Addressing the LDI 50th Anniversary Symposium, Louisiana Health Secretary Rebekah Gee urged federal policymakers to “focus on the issues that we really need to address, which are poor outcomes overall, increasing costs, lack of patient engagement, and lack of real state flexibility.”

Offering the insights of someone who oversees health care in “the 49th sickest state,” Louisiana Health Secretary Rebekah Gee told an audience at the University of Pennsylvania that the Washington policymaking process isn’t adequately addressing the pragmatic needs of populations like hers.

Speaking to hundreds of academic health services and policy experts gathered at the Leonard Davis Institute of Health Economics 50th Anniversary Symposium in Philadelphia, Gee’s remarks were perhaps the most candid of any of the event’s four dozen speakers.

But they were also in keeping with her willingness earlier this year to engage in sharp public debate with Louisiana Senator Bill Cassidy, one of the authors of the now-failed Senate Graham-Cassidy-Heller-Johnson plan to repeal the Affordable Care Act.

“What’s being talked about are major cuts without significant structural reform,” she told the Penn audience. “Let’s focus on the issues that we really need to address, which are poor outcomes overall, increasing costs, lack of patient engagement, and lack of real state flexibility. That means flexibilities like the ability to negotiate drug prices, the ability to work with Medicare to not pay for low value services, and thinking about shifting our funding into the social determinants of health.
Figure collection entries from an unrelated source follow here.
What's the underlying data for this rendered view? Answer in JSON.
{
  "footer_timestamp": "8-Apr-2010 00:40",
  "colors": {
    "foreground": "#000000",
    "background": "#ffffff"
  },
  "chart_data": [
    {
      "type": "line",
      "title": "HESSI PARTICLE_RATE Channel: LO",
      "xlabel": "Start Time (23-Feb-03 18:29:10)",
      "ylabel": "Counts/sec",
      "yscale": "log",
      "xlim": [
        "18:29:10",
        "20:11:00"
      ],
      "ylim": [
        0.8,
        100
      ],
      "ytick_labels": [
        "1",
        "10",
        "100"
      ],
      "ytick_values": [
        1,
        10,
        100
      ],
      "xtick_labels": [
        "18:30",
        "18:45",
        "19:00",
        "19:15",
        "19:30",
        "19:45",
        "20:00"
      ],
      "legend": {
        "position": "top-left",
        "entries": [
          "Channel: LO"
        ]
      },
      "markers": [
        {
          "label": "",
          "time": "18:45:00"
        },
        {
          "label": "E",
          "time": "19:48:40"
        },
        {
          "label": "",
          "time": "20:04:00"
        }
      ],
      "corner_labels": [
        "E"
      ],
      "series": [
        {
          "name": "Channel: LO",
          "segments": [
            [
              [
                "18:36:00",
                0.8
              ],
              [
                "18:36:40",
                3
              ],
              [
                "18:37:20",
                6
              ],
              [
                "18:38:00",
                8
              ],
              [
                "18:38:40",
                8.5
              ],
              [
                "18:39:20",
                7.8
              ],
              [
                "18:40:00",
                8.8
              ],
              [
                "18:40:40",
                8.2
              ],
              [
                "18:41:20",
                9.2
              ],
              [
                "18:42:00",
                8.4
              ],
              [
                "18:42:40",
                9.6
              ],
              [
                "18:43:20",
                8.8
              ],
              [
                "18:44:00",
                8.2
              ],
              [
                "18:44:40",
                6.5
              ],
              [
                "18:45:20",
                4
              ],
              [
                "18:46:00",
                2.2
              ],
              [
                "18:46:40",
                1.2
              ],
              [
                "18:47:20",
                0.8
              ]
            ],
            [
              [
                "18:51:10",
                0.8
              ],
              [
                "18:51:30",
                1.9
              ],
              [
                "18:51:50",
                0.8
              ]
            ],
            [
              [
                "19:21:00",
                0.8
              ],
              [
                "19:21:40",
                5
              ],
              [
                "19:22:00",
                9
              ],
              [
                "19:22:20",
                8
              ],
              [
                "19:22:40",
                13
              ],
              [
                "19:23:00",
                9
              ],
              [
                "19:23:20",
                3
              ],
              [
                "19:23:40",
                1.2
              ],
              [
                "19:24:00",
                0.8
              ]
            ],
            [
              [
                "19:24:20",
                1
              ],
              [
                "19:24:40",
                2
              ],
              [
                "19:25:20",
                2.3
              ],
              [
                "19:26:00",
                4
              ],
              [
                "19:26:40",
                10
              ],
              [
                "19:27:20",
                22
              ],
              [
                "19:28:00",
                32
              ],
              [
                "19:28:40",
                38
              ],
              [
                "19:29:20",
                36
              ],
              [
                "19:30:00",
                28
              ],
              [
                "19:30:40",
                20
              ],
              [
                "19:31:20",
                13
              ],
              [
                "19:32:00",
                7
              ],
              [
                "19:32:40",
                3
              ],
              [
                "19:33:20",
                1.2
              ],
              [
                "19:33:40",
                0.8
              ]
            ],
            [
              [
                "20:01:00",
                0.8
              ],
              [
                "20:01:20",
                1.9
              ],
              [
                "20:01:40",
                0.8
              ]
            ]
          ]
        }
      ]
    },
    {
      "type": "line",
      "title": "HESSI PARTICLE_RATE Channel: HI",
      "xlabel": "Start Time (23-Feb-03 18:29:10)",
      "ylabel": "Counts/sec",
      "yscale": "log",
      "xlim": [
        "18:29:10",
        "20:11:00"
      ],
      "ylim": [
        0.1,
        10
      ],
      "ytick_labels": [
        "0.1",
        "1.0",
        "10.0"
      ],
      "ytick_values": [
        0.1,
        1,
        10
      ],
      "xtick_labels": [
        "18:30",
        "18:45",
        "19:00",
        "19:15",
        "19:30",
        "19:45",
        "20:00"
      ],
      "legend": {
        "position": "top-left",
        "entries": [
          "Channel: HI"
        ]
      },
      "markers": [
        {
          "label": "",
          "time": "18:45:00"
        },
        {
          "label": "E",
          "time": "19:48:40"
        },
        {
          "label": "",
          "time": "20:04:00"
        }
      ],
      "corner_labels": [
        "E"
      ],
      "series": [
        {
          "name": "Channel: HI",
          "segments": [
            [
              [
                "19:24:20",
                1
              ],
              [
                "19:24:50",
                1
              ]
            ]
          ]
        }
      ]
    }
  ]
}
Those are the types of discussions we need to have.”

Gee, MD, MPH, MSHP, has lived in Louisiana since 2009 and held a number of health department positions, including  Director of the Medicaid program, prior to becoming its chief executive. She is also an Assistant Professor of Health Policy and Management and Obstetrics and Gynecology at Louisiana State University. She earned her MD from Cornell University Medical College, her MPH from Columbia, and her MSHP as a Robert Wood Johnson Foundation clinical scholar at Penn. Earlier this year, she was elected to the National Academy of Medicine where she was previously the inaugural recipient of a two-year Norman F. Gant/American Board of Obstetrics and Gynecology (ABOG) Fellowship.